FFLD boundary condition Answered
Hello, I am trying to figure out how the FFLD boundary condition works. I want to simulate different scattering objects using the same incoming wave. I split my test example up into two simulations. One runs on a 400x400 grid and propagates a plane wave in y direction (basically the 11 lines example from the onscale website). Physical coordinates are 0 - 0.1 m in both directions.
In a second simulation I want to simulate only the upper half of it: grid 400x200, physical y coordinates from 0.05 - 0.1 m, x as before.

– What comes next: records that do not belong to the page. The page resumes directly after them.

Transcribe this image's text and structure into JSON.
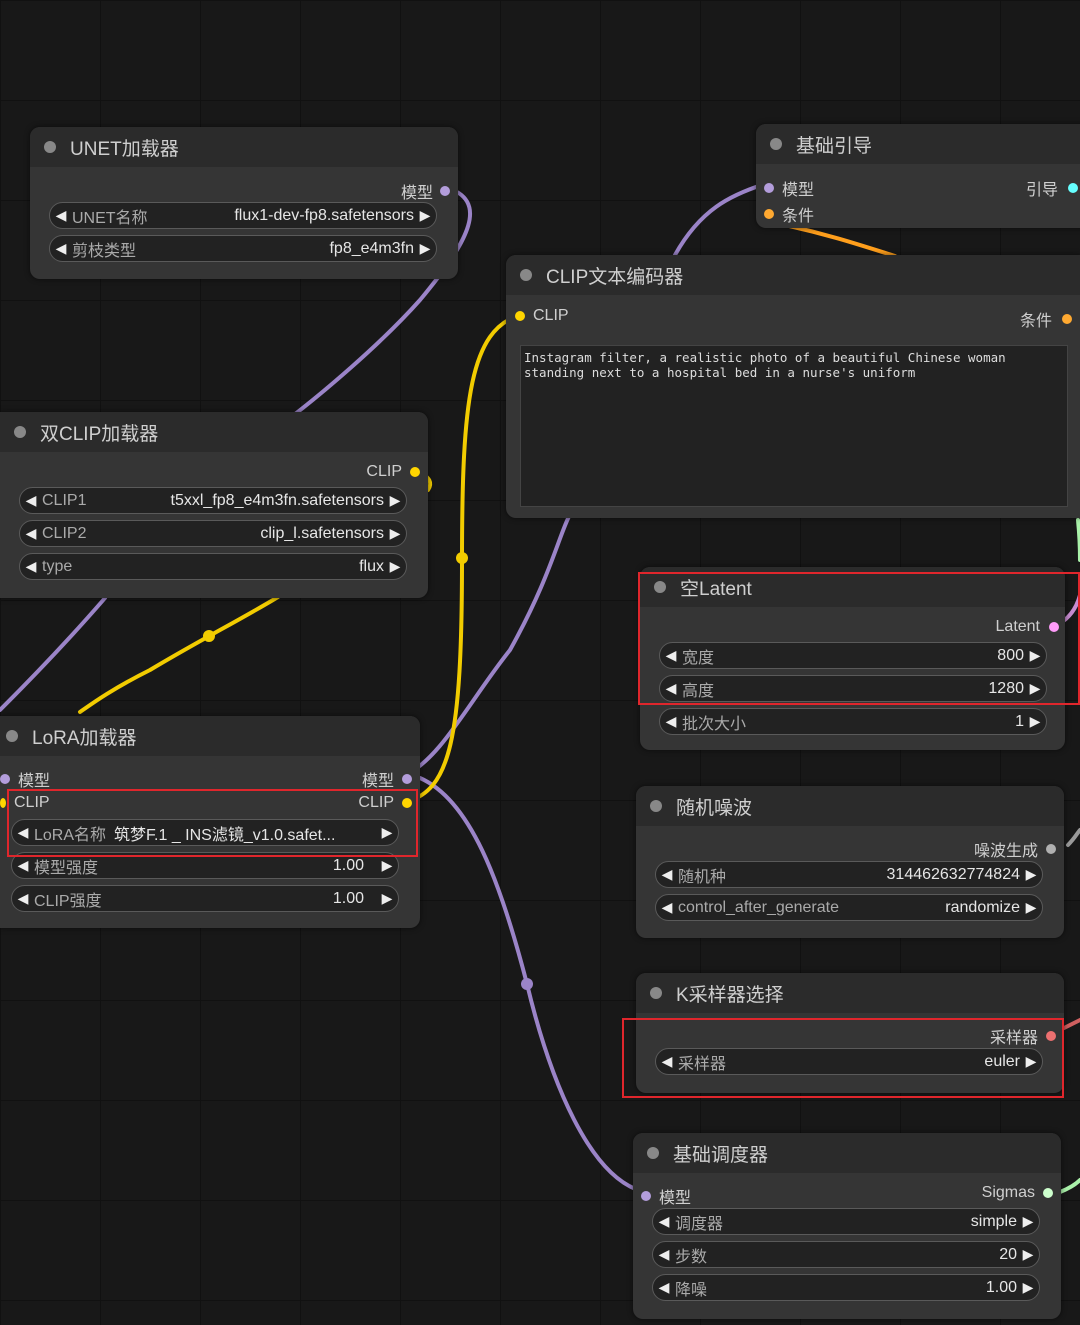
{
  "colors": {
    "model": "#b39ddb",
    "clip": "#ffd500",
    "conditioning": "#ffa931",
    "latent": "#ff9cf9",
    "noise": "#b0b0b0",
    "sampler": "#ec7070",
    "sigmas": "#cdffcd",
    "guide": "#66ffff"
  },
  "unet_loader": {
    "title": "UNET加载器",
    "output": "模型",
    "widgets": [
      {
        "label": "UNET名称",
        "value": "flux1-dev-fp8.safetensors"
      },
      {
        "label": "剪枝类型",
        "value": "fp8_e4m3fn"
      }
    ]
  },
  "basic_guider": {
    "title": "基础引导",
    "inputs": [
      "模型",
      "条件"
    ],
    "output": "引导"
  },
  "clip_text_encoder": {
    "title": "CLIP文本编码器",
    "input": "CLIP",
    "output": "条件",
    "text": "Instagram filter, a realistic photo of a beautiful Chinese woman standing next to a hospital bed in a nurse's uniform"
  },
  "dual_clip_loader": {
    "title": "双CLIP加载器",
    "output": "CLIP",
    "widgets": [
      {
        "label": "CLIP1",
        "value": "t5xxl_fp8_e4m3fn.safetensors"
      },
      {
        "label": "CLIP2",
        "value": "clip_l.safetensors"
      },
      {
        "label": "type",
        "value": "flux"
      }
    ]
  },
  "empty_latent": {
    "title": "空Latent",
    "output": "Latent",
    "widgets": [
      {
        "label": "宽度",
        "value": "800"
      },
      {
        "label": "高度",
        "value": "1280"
      },
      {
        "label": "批次大小",
        "value": "1"
      }
    ]
  },
  "lora_loader": {
    "title": "LoRA加载器",
    "inputs": [
      "模型",
      "CLIP"
    ],
    "outputs": [
      "模型",
      "CLIP"
    ],
    "widgets": [
      {
        "label": "LoRA名称",
        "value": "筑梦F.1 _ INS滤镜_v1.0.safet..."
      },
      {
        "label": "模型强度",
        "value": "1.00"
      },
      {
        "label": "CLIP强度",
        "value": "1.00"
      }
    ]
  },
  "random_noise": {
    "title": "随机噪波",
    "output": "噪波生成",
    "widgets": [
      {
        "label": "随机种",
        "value": "314462632774824"
      },
      {
        "label": "control_after_generate",
        "value": "randomize"
      }
    ]
  },
  "ksampler_select": {
    "title": "K采样器选择",
    "output": "采样器",
    "widgets": [
      {
        "label": "采样器",
        "value": "euler"
      }
    ]
  },
  "basic_scheduler": {
    "title": "基础调度器",
    "input": "模型",
    "output": "Sigmas",
    "widgets": [
      {
        "label": "调度器",
        "value": "simple"
      },
      {
        "label": "步数",
        "value": "20"
      },
      {
        "label": "降噪",
        "value": "1.00"
      }
    ]
  }
}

On the ymin side I put an FFLD boundary condition.
I write an FFLD-file in the first simulation with nodes i=1...400 j=jstart to jend (around 200) and depending on the values I get an error message that the boundary at y=0.05 is not included in the FFLD data or for some values it works.

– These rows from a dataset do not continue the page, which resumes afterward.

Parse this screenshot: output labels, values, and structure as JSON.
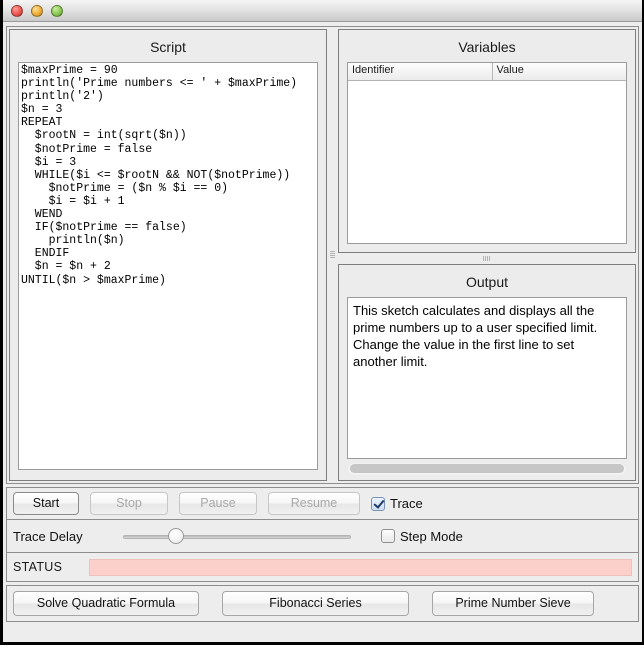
{
  "titlebar": {
    "close_label": "",
    "minimize_label": "",
    "maximize_label": ""
  },
  "script_panel": {
    "title": "Script",
    "code": "$maxPrime = 90\nprintln('Prime numbers <= ' + $maxPrime)\nprintln('2')\n$n = 3\nREPEAT\n  $rootN = int(sqrt($n))\n  $notPrime = false\n  $i = 3\n  WHILE($i <= $rootN && NOT($notPrime))\n    $notPrime = ($n % $i == 0)\n    $i = $i + 1\n  WEND\n  IF($notPrime == false)\n    println($n)\n  ENDIF\n  $n = $n + 2\nUNTIL($n > $maxPrime)"
  },
  "variables_panel": {
    "title": "Variables",
    "columns": [
      "Identifier",
      "Value"
    ],
    "rows": []
  },
  "output_panel": {
    "title": "Output",
    "text": "This sketch calculates and displays all the prime numbers up to a user specified limit. Change the value in the first line to set another limit."
  },
  "controls": {
    "start_label": "Start",
    "stop_label": "Stop",
    "pause_label": "Pause",
    "resume_label": "Resume",
    "trace_label": "Trace",
    "trace_checked": true
  },
  "delay_row": {
    "label": "Trace Delay",
    "slider_value_percent": 21,
    "step_mode_label": "Step Mode",
    "step_mode_checked": false
  },
  "status_row": {
    "label": "STATUS",
    "message": "",
    "field_color": "#fbcfca"
  },
  "samples_row": {
    "quadratic_label": "Solve Quadratic Formula",
    "fibonacci_label": "Fibonacci Series",
    "prime_label": "Prime Number Sieve"
  }
}
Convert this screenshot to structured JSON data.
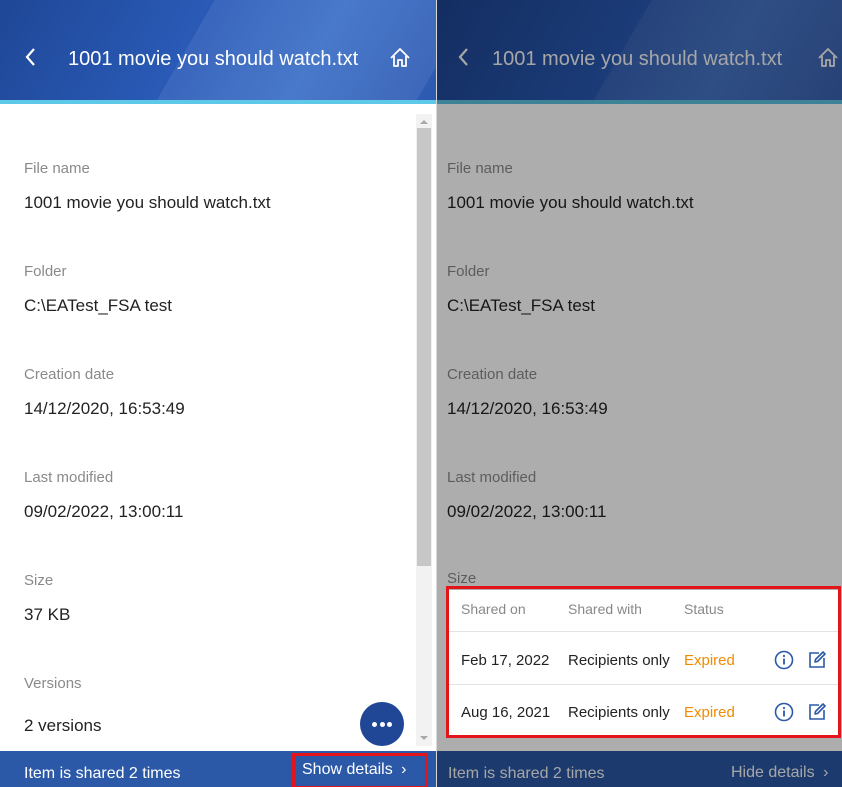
{
  "left": {
    "title": "1001 movie you should watch.txt",
    "fields": [
      {
        "label": "File name",
        "value": "1001 movie you should watch.txt"
      },
      {
        "label": "Folder",
        "value": "C:\\EATest_FSA test"
      },
      {
        "label": "Creation date",
        "value": "14/12/2020, 16:53:49"
      },
      {
        "label": "Last modified",
        "value": "09/02/2022, 13:00:11"
      },
      {
        "label": "Size",
        "value": "37 KB"
      },
      {
        "label": "Versions",
        "value": "2 versions"
      }
    ],
    "footer": {
      "text": "Item is shared 2 times",
      "details_label": "Show details",
      "chevron": "›"
    }
  },
  "right": {
    "title": "1001 movie you should watch.txt",
    "fields": [
      {
        "label": "File name",
        "value": "1001 movie you should watch.txt"
      },
      {
        "label": "Folder",
        "value": "C:\\EATest_FSA test"
      },
      {
        "label": "Creation date",
        "value": "14/12/2020, 16:53:49"
      },
      {
        "label": "Last modified",
        "value": "09/02/2022, 13:00:11"
      },
      {
        "label": "Size",
        "value": ""
      }
    ],
    "share_table": {
      "headers": {
        "shared_on": "Shared on",
        "shared_with": "Shared with",
        "status": "Status"
      },
      "rows": [
        {
          "shared_on": "Feb 17, 2022",
          "shared_with": "Recipients only",
          "status": "Expired"
        },
        {
          "shared_on": "Aug 16, 2021",
          "shared_with": "Recipients only",
          "status": "Expired"
        }
      ]
    },
    "footer": {
      "text": "Item is shared 2 times",
      "details_label": "Hide details",
      "chevron": "›"
    }
  },
  "icons": {
    "back": "chevron-left-icon",
    "home": "home-icon",
    "more": "more-horizontal-icon",
    "info": "info-icon",
    "edit": "edit-icon"
  },
  "colors": {
    "header": "#2a5bb8",
    "accent_line": "#5ec8e8",
    "footer": "#2b59a8",
    "status_expired": "#f28a00",
    "highlight": "#e3151a"
  }
}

j=200 corresponds to 0.05 m as set with the geom ycrd cmd, which is the location of the ymin boundary in the 2nd model.
jstart = jend = 200 -> Error
jstart =199 jend=201 -> Error
jstart = 199 jend =202 works
jstart = 200 jend =202 works
jstart = 200 jend =201 -> Error
In conclusion, storing from 200 - 202 seems to be the minimum that has to be stored.
The only documentation of how the nodes for the FFLD OUT should be selected is that they "should properly encompass the boundary", without further definition of "properly". It also seems to be necessary to calculate stresses with CALC STRS. It would be nice if you could provide some documentation of this feature and what is the minimum to be stored because I would like to better understand under which conditions it works.
Thanks.
Georg
2 comments
Hi Georg,
I am aware there is not much content on FFLD models. We will put some more information on our Help Center so it is clear how to use it. For now I have a word document with some information. In this document, it explains that the FFLD OUT region must span at least 2 elements in the grid to ensure stresses can be calculated correctly.
I hope this helps.
Best Regards,
Chloe
Hi Allison,
thanks for the quick answer. This explains the minimum selection of nodes that worked in my example.